Growth factors, insulin signaling and nutrients are important regulators of ß-cell mass and function. The events linking these signals to regulation of ß-cell mass are not completely understood. Recent findings indicate that mTOR pathway integrates signals from growth factors and nutrients with transcription, translation, cell size, cytoskeleton remodeling and mitochondrial metabolism. mTOR is a part of two distinct complexes; mTORC1 and mTORC2. The mammalian TORC1 is sensitive to rapamycin and contains Raptor, deptor, PRAS40 and the G protein ß-subunit-like protein (GßL). mTORC1 activates key regulators of protein translation; ribosomal S6 kinase (S6K) and eukaryote initiation factor 4E-binding protein 1. This review summarizes current findings about the role of AKT/mTORC1 signaling in regulation of pancreatic ß cell mass and proliferation. mTORC1 is a major regulator of ß-cell cycle progression by modulation of cyclins D2, D3 and cdk4/cyclin D activity. These studies uncovered key novel pathways controlling cell cycle progression in ß-cells in vivo. This information can be used to develop alternative approaches to expand ß-cell mass in vivo and in vitro without the risk of oncogenic transformation. The acquisition of such knowledge is critical for the design of improved therapeutic strategies for the treatment and cure of diabetes as well as to understand the effects of mTOR inhibitors in ß-cell function.

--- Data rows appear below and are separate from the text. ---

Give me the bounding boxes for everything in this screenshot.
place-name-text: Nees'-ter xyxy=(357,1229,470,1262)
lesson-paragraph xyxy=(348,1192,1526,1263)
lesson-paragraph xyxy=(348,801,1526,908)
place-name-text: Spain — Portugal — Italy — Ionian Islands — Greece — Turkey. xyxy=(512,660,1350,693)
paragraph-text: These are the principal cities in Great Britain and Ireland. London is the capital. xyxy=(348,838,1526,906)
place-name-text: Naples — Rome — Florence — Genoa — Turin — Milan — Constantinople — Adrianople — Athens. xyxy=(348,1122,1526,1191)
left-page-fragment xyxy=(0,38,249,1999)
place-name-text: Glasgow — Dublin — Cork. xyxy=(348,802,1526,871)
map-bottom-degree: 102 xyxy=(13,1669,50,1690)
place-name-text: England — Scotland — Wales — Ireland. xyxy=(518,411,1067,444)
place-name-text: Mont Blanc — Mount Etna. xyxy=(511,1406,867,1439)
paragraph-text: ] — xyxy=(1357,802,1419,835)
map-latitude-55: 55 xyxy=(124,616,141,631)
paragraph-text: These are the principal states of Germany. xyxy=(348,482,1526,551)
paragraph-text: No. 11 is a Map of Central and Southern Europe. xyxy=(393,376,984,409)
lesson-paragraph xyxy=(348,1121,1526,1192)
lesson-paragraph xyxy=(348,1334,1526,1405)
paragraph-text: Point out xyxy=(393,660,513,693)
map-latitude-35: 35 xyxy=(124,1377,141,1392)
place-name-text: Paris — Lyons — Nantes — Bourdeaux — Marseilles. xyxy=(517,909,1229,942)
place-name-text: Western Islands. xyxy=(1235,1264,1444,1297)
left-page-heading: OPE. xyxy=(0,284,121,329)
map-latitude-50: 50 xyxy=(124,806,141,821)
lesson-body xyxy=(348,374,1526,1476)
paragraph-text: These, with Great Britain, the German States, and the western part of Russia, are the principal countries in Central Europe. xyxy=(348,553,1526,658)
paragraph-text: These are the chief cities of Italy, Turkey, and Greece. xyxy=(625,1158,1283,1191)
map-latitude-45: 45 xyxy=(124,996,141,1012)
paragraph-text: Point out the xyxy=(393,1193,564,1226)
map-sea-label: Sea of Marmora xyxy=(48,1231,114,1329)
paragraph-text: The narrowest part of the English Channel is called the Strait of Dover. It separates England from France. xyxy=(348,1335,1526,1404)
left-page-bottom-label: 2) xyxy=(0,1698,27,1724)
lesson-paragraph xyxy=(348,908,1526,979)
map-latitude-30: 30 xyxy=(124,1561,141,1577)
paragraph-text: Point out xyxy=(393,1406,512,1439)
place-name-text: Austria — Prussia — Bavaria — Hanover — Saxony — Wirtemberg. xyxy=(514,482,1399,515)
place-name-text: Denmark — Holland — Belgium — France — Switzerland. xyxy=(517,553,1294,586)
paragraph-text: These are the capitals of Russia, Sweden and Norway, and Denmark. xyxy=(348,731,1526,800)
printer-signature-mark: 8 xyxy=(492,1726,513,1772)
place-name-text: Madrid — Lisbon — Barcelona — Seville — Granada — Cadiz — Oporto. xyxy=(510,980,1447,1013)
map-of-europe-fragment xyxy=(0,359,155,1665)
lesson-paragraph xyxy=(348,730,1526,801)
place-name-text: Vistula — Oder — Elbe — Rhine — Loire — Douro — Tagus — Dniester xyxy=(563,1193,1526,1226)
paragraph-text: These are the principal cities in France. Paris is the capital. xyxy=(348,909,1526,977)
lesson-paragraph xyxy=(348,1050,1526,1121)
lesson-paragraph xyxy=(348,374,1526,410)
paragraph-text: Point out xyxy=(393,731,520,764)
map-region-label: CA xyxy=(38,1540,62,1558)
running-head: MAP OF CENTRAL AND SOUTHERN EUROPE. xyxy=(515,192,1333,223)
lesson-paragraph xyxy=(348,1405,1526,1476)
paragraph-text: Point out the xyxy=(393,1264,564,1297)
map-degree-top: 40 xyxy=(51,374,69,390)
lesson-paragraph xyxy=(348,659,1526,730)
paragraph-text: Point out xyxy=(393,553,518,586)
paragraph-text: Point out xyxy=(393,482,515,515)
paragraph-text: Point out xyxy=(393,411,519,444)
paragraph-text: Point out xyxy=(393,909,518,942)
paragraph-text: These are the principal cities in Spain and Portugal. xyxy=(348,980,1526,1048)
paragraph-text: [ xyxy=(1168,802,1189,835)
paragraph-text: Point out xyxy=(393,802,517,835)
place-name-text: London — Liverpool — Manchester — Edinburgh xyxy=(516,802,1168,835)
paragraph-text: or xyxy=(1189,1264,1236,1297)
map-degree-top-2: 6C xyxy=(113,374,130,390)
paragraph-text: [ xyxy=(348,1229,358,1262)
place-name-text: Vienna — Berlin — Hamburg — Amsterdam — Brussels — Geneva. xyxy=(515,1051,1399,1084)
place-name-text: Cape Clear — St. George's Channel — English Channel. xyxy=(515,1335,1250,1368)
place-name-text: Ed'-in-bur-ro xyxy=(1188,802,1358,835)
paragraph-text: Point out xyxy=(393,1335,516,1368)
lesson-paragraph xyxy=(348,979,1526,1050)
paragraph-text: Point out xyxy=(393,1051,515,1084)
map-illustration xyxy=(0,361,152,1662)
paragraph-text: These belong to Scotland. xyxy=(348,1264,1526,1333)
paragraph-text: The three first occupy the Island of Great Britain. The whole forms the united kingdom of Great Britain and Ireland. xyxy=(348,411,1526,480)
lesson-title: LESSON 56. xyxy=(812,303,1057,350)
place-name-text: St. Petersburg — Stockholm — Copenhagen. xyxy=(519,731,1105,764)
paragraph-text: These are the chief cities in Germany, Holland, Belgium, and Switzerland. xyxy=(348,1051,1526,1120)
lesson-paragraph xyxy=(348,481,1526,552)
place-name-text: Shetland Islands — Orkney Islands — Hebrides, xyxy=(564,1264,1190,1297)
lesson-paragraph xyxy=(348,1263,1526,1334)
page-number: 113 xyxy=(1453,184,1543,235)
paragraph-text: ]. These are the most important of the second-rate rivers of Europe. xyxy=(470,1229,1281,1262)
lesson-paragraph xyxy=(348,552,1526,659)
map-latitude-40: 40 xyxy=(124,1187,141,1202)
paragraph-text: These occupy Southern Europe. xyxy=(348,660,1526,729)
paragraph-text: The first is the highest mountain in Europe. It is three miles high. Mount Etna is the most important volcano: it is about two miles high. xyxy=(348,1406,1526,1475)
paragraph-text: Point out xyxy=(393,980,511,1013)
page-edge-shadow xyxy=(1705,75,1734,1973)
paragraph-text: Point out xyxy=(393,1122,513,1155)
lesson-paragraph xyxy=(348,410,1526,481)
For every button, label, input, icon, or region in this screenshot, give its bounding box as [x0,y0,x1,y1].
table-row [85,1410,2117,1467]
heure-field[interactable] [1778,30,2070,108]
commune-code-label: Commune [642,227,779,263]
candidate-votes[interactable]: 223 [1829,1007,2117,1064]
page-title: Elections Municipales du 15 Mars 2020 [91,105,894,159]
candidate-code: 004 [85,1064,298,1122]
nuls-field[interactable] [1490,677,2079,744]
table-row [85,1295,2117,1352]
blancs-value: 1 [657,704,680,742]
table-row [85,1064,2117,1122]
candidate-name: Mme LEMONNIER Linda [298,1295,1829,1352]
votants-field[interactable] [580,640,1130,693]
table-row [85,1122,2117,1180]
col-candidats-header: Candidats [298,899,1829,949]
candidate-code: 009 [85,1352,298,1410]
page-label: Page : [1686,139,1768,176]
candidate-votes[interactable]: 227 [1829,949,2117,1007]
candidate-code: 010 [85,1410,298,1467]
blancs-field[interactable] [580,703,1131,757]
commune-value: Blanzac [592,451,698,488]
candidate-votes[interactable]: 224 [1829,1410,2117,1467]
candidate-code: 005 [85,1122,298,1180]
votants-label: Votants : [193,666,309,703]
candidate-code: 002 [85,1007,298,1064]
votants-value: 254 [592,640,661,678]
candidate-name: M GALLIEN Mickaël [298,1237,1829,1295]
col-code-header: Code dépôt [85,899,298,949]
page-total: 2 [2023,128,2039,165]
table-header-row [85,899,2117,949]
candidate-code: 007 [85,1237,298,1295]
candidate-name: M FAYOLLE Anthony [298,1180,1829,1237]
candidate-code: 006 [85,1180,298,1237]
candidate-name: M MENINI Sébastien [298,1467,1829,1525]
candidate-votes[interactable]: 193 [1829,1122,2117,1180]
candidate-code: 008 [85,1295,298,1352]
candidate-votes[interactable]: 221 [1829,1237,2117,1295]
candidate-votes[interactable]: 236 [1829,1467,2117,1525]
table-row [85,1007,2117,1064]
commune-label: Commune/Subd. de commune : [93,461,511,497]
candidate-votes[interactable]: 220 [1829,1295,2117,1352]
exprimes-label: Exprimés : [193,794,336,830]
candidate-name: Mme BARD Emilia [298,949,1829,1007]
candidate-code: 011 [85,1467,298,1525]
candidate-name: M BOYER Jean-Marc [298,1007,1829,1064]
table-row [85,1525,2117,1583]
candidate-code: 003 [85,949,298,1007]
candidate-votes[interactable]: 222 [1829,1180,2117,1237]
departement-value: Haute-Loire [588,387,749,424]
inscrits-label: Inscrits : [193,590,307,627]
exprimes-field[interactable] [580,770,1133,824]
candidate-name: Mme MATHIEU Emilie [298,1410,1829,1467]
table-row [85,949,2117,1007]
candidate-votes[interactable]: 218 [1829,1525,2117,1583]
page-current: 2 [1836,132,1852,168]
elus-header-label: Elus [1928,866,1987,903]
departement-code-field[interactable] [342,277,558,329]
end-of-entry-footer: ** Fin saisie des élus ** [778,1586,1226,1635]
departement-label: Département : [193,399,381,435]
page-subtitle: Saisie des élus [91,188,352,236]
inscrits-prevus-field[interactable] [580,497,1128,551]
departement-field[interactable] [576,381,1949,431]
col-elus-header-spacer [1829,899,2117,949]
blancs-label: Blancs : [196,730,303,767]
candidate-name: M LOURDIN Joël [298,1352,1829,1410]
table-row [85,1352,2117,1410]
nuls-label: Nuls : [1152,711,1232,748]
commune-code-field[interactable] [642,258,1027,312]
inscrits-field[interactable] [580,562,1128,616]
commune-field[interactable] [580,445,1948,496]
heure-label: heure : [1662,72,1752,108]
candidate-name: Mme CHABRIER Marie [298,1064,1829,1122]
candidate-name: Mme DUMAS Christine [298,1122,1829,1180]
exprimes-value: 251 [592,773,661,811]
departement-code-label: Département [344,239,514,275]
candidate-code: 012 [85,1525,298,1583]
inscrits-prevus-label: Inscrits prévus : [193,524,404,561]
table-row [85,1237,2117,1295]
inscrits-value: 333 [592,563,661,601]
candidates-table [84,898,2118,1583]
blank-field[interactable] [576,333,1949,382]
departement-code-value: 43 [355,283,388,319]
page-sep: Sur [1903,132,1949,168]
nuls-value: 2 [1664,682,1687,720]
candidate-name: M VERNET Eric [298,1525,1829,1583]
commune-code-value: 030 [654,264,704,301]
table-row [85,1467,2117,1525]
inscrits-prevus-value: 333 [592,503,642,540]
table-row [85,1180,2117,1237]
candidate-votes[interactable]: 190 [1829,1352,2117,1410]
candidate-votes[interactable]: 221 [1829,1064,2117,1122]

Factores de crecimiento y nutrientes son reguladores muy importantes de la masa y función de las células ß, pero las vías de señalización que unen estas señales a estos procesos no han sido completamente elucidadas. Estudios recientes han demostrado que la proteína mTOR integra señales provenientes de factores de crecimiento y disponibilidad de nutrientes con procesos celulares como transcripción, traducción, organización del citoesqueleto y metabolismo mitocondrial. mTOR puede hacer parte de dos complejos diferentes, mTORC1 y mTORC2. En el complejo mTORC1, la proteina mTOR la cual es sensible a rapamicina y se encuentra asociada a las proteínas Raptor, G ß L, deptor y PRAS40, activa reguladores claves en la síntesis de proteínas, tales como la proteína cinasa ribosomal S6 (S6K) y la proteína de unión al factor eucariótico de iniciación 4E. El presente trabajo recopila información reciente sobre la participación de la vía de señalización AKT/mTORC1 en la regulación de la proliferación y masa de las células ß del páncreas. mTORC1 regula la progresión del ciclo celular en células ß, mediante la modulación de los niveles de las ciclinas D2 y D3 y la actividad del complejo Cdk4/ ciclina D. Estos estudios que revelan nuevos puntos de control del ciclo celular en células ß, pueden ser utilizados en el desarrollo de nuevos enfoques para expandir la masa de células ß, sin el riesgo de inducir una transformación oncogénica. Los resultados relacionados en el presente trabajo aportan información muy valiosa para el desarrollo de nuevas estrategias terapéuticas para el tratamiento la diabetes tipo 2.